What To Do if You’re Waitlisted
Around 10% of college applicants get placed on a waitlist. This means they met a college’s acceptance criteria but weren’t included in the first round of admissions. If you’re waitlisted, the uncertainty can be stressful, but you can take a number of proactive measures while you wait for the college’s final decision.
The first thing to do is accept the school’s offer to be added to its waitlist, which usually involves filling out an online form. You can write to admissions officials reasserting your interest in the school and highlighting recent academic accomplishments. You can also send letters of recommendation from personal, professional and academic references to help make your case for acceptance.
However, you should also consider other options for college, because being waitlisted does not guarantee eventual acceptance.
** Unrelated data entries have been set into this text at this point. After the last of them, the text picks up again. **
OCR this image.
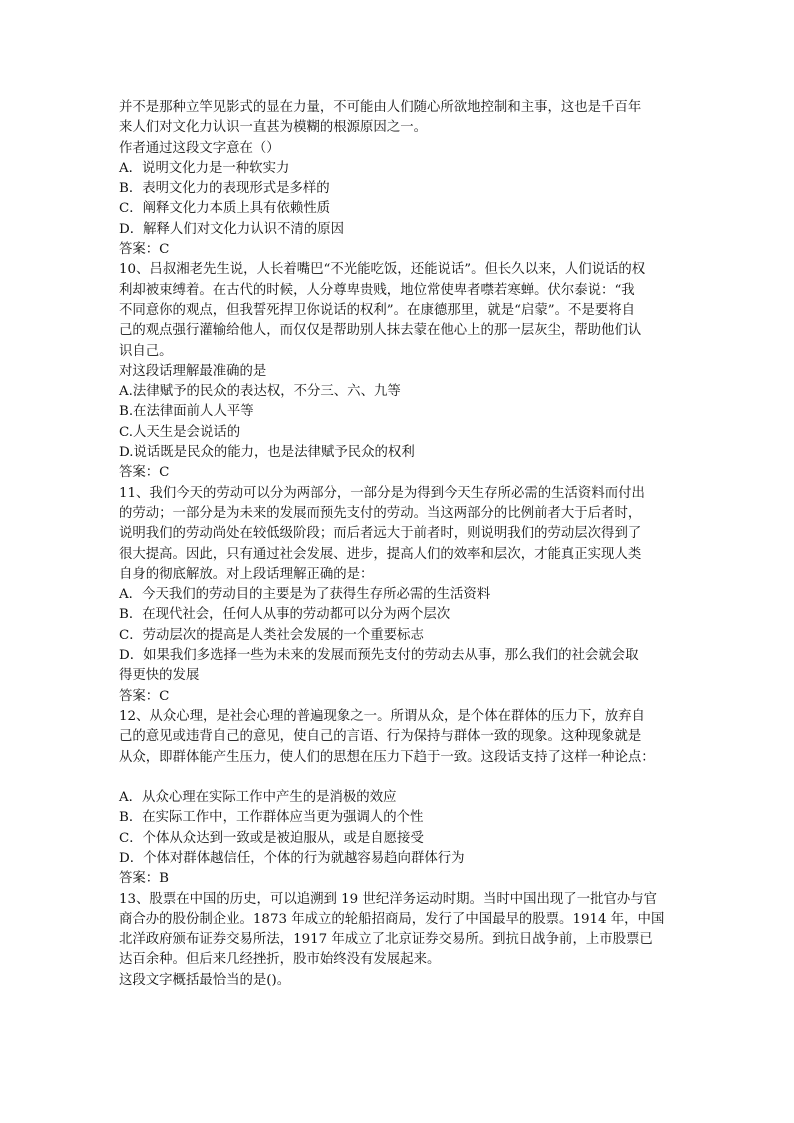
并不是那种立竿见影式的显在力量，不可能由人们随心所欲地控制和主事，这也是千百年
来人们对文化力认识一直甚为模糊的根源原因之一。
作者通过这段文字意在（）
A．说明文化力是一种软实力
B．表明文化力的表现形式是多样的
C．阐释文化力本质上具有依赖性质
D．解释人们对文化力认识不清的原因
答案：C
10、吕叔湘老先生说，人长着嘴巴“不光能吃饭，还能说话”。但长久以来，人们说话的权
利却被束缚着。在古代的时候，人分尊卑贵贱，地位常使卑者噤若寒蝉。伏尔泰说：“我
不同意你的观点，但我誓死捍卫你说话的权利”。在康德那里，就是“启蒙”。不是要将自
己的观点强行灌输给他人，而仅仅是帮助别人抹去蒙在他心上的那一层灰尘，帮助他们认
识自己。
对这段话理解最准确的是
A.法律赋予的民众的表达权，不分三、六、九等
B.在法律面前人人平等
C.人天生是会说话的
D.说话既是民众的能力，也是法律赋予民众的权利
答案：C
11、我们今天的劳动可以分为两部分，一部分是为得到今天生存所必需的生活资料而付出
的劳动；一部分是为未来的发展而预先支付的劳动。当这两部分的比例前者大于后者时，
说明我们的劳动尚处在较低级阶段；而后者远大于前者时，则说明我们的劳动层次得到了
很大提高。因此，只有通过社会发展、进步，提高人们的效率和层次，才能真正实现人类
自身的彻底解放。对上段话理解正确的是：
A．今天我们的劳动目的主要是为了获得生存所必需的生活资料
B．在现代社会，任何人从事的劳动都可以分为两个层次
C．劳动层次的提高是人类社会发展的一个重要标志
D．如果我们多选择一些为未来的发展而预先支付的劳动去从事，那么我们的社会就会取
得更快的发展
答案：C
12、从众心理，是社会心理的普遍现象之一。所谓从众，是个体在群体的压力下，放弃自
己的意见或违背自己的意见，使自己的言语、行为保持与群体一致的现象。这种现象就是
从众，即群体能产生压力，使人们的思想在压力下趋于一致。这段话支持了这样一种论点：
A．从众心理在实际工作中产生的是消极的效应
B．在实际工作中，工作群体应当更为强调人的个性
C．个体从众达到一致或是被迫服从，或是自愿接受
D．个体对群体越信任，个体的行为就越容易趋向群体行为
答案：B
13、股票在中国的历史，可以追溯到 19 世纪洋务运动时期。当时中国出现了一批官办与官
商合办的股份制企业。1873 年成立的轮船招商局，发行了中国最早的股票。1914 年，中国
北洋政府颁布证券交易所法，1917 年成立了北京证券交易所。到抗日战争前，上市股票已
达百余种。但后来几经挫折，股市始终没有发展起来。
这段文字概括最恰当的是()。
Frequently Asked Questions (FAQs) About College Acceptance
How do I check my college acceptance status?
If your prospective school has an applicant portal, you should be able to check your acceptance status there at any time. Otherwise, you can expect to hear about any updates to your acceptance status via email or regular mail.
What are the odds of getting accepted to college?
Acceptance rates vary drastically by college, so your odds depend on where you’ve applied. You can estimate your chances of acceptance by looking at a college’s prior admission rates and first-year student profiles. See how your GPA and test scores stack up against other admitted students’ to determine your chances at getting admitted.
Are college acceptance rates dropping?
Yes, college acceptance rates have been declining as more students apply to college and apply to more schools on average. This is driven in part by the rising popularity of the Common App, which allows students to apply to up to 20 schools at the same time. Additionally, many schools have lifted their standardized test score requirement, leading to more college applicants overall.
How do you commit to a college after being accepted?
When you’ve decided where to attend college, you can accept admission through your applicant profile or by following the steps provided by the school to formally accept its offer. You may have to pay an enrollment deposit when you accept the offer of admission.